Dieses weibliche Urwesen heißt Chthonia (von χϑών = unbegrenzter Grund und Boden, Materie), das dann durch Zeus' Umarmungen befruchtet, Mutter Erde (Gäa) wird und im Jahreslaufe Alles hervorbringt.
So sangen die Peleiaden, jene Wahrsagerinnen des Orakels zu Dodona, wo Pelasger und Hellenen unter der heiligen Eiche Belehrungen über Jupiters Ratschluß einholten:
„Zeus war, Zeus wird sein, o großer Zeus!
Die Erde bringt Früchte hervor, drum preiset die Mutter Erde!“
Von diesem Zeus und der Gäa geht nun Dionysos aus, der übrigens seinem Wesen nach identisch ist mit Zeus selber.
Zeus soll nach einer alten Mythe als Schlange zu der unter einem Felsen verborgenen und von zwei Drachen bewachten Persephone eingeschlichen sein und mit ihr den Zagreus gezeugt haben.
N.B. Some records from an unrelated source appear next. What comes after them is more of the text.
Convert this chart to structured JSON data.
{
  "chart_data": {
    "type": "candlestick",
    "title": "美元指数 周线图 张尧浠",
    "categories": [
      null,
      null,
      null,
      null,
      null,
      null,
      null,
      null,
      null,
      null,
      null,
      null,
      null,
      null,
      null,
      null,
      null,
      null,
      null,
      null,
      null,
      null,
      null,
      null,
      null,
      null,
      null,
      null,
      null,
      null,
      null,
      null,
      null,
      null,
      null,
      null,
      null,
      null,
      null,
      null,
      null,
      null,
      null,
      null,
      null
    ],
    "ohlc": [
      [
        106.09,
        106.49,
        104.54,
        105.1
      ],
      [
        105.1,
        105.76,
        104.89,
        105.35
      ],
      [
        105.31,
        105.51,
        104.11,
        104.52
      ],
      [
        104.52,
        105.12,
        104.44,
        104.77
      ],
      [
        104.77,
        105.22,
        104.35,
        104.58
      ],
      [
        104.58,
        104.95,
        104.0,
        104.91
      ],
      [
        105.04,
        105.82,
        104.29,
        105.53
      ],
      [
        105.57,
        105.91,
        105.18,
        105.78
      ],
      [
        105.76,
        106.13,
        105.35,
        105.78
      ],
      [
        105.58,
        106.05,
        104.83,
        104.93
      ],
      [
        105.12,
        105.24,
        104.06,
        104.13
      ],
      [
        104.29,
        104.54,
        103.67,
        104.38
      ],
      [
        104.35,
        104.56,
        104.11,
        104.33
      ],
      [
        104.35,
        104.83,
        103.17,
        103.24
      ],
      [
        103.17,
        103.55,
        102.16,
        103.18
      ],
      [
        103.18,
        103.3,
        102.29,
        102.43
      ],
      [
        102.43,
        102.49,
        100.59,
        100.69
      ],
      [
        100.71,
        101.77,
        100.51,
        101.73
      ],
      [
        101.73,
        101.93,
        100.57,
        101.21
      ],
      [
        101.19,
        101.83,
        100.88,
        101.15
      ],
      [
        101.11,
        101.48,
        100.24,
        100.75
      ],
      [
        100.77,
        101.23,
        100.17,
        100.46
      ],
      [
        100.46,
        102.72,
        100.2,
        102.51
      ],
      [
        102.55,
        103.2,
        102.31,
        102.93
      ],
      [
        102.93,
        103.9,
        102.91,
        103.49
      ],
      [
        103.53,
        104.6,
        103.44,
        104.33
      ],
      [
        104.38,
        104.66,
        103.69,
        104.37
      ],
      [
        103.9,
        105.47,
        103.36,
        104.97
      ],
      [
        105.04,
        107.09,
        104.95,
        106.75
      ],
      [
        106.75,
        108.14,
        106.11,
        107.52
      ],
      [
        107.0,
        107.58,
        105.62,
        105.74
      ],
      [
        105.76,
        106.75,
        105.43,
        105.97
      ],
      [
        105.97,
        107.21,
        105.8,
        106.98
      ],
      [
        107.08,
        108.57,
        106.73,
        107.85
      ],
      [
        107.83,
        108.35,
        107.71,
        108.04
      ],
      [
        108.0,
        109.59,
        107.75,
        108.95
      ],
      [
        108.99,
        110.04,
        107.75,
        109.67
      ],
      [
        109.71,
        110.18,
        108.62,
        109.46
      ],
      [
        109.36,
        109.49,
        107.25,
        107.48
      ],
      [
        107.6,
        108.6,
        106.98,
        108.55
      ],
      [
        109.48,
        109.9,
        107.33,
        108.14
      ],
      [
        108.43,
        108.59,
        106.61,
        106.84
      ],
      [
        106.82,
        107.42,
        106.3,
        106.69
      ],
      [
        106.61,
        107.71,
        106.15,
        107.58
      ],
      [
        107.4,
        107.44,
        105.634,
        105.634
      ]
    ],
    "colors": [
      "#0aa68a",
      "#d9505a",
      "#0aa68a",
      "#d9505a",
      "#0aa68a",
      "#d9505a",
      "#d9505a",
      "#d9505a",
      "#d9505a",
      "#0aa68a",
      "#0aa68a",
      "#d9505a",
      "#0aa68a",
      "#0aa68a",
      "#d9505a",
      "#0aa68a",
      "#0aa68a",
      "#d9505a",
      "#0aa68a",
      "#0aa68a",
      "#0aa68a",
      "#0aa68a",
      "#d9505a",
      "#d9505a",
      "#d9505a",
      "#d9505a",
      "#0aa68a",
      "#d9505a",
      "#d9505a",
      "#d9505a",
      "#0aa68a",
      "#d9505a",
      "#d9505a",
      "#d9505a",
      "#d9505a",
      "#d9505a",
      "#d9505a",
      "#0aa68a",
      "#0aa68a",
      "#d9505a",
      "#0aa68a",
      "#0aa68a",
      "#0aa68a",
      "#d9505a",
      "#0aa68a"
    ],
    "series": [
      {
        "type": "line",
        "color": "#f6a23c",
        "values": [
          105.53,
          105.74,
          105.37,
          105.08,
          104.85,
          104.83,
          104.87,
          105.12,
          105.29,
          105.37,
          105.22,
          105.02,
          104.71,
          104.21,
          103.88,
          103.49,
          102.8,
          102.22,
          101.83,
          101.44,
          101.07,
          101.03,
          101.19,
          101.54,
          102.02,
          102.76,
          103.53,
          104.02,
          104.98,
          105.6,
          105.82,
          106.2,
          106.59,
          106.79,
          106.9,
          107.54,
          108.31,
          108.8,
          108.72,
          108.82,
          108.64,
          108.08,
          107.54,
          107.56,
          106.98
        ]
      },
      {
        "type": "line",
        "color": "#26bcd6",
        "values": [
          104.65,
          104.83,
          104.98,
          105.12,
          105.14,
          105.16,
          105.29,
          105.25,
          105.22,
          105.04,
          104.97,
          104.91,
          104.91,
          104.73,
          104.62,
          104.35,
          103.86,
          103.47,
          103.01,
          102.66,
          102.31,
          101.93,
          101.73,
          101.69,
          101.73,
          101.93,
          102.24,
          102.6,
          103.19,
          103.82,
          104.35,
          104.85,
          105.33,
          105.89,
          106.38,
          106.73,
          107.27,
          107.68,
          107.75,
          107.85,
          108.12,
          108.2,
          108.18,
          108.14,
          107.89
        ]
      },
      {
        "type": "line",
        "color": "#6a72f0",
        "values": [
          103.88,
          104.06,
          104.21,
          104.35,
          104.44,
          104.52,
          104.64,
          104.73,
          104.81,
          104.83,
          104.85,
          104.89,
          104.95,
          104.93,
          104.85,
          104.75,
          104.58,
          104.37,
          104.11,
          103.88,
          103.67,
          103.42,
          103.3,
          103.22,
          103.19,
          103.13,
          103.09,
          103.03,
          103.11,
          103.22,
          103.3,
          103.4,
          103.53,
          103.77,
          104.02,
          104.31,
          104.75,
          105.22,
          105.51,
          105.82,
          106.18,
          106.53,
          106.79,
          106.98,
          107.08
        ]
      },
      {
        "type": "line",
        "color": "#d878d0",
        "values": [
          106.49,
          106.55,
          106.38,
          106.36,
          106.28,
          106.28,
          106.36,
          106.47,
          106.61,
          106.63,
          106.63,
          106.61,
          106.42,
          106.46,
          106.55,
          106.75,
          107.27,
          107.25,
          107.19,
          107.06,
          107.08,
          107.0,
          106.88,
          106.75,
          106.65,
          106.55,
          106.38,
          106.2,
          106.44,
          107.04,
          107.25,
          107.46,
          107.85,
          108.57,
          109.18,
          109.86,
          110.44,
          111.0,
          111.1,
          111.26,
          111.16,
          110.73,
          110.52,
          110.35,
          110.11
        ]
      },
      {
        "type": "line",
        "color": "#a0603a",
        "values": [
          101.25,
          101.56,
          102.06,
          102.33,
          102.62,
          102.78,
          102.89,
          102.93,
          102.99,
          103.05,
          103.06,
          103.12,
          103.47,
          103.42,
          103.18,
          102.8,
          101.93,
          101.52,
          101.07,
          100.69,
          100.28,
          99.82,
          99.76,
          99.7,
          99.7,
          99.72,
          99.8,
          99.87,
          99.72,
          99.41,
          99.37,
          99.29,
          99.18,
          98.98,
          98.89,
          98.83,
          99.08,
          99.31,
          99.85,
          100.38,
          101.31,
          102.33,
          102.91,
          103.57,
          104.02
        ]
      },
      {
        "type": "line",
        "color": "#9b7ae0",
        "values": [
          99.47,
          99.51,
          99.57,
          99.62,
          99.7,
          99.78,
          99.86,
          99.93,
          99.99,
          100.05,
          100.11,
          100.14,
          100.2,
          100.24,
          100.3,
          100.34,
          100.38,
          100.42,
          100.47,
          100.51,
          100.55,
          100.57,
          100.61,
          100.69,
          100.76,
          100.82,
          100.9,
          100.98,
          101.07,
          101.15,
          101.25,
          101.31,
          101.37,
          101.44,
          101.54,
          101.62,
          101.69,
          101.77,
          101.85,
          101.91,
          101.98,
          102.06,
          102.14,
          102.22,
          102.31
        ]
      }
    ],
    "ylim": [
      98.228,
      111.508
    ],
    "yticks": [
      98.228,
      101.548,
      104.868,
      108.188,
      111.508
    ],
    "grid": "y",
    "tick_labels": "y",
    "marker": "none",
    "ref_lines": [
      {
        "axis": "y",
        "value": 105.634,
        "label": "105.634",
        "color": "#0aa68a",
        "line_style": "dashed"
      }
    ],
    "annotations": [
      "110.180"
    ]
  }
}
Sehr bemerkenswert für die Herkunft dieser Götterbegriffe ist der naive Bericht des Herodot II. 52: „Es brachten die Pelasger, wie ich zu Dodona vernommen, anfänglich unter Gebeten den Göttern Opfer aller Art. Jedoch legten sie keinem von jenen einen Beinamen oder Namen bei, dieweil sie noch niemals dergleichen gehört hatten. Götter benannten sie dieselben und deshalb, weil sie alle Dinge in Harmonie gesetzt und alle Einteilungen gemacht. Später, nach Ablauf geraumer Zeit, erfuhren sie die aus Egypten gekommenen Namen der übrigen Götter, des Dionysius Namen erfuhren sie aber viel später.“
Möglicherweise ist der Dionysische Geheimkult indischen Ursprungs.[592] Nach Arrian Ind. Kap. 5 zieht Dionysios nach Indien. Bei seiner Rückkunft nach Griechenland weiht er dem Apollo eine Schale mit der Inschrift: „Dionysos, der Sohn der Semele und des Zeus von Indien her weihet sie dem Apollo, dem Delphier.“
Nachdem Zeus den Zagreus erzeugt hat, trachtet die eifersüchtige Here, ihn zu verderben und sendet Titanen aus, ihn umzubringen. Zagreus betrachtete sich gerade als Stier in einem Spiegel, als die Titanen kamen, und verwandelte sich dann vergeblich in alle mögliche Gestalten, er wurde von den Titanen zerrissen. (Dieselbe Sage vom Zerreißen wiederholt sich bei dem mythischen Sänger Orpheus selbst, den die bacchantischen Weiber, die Mänaden zerreißen.) Nur sein Herz rettet Pallas Athene und bringt es dem Vater Zeus, der dann aus Zorn mit seinen Blitzen die ganze Erde verbrennt, so daß erst die Sündflut das Feuer wieder löschen kann. Das Herz des Zagreus wird in einen Becher gelegt, und als Semele daraus trinkt, wird sie Mutter des Dionysos.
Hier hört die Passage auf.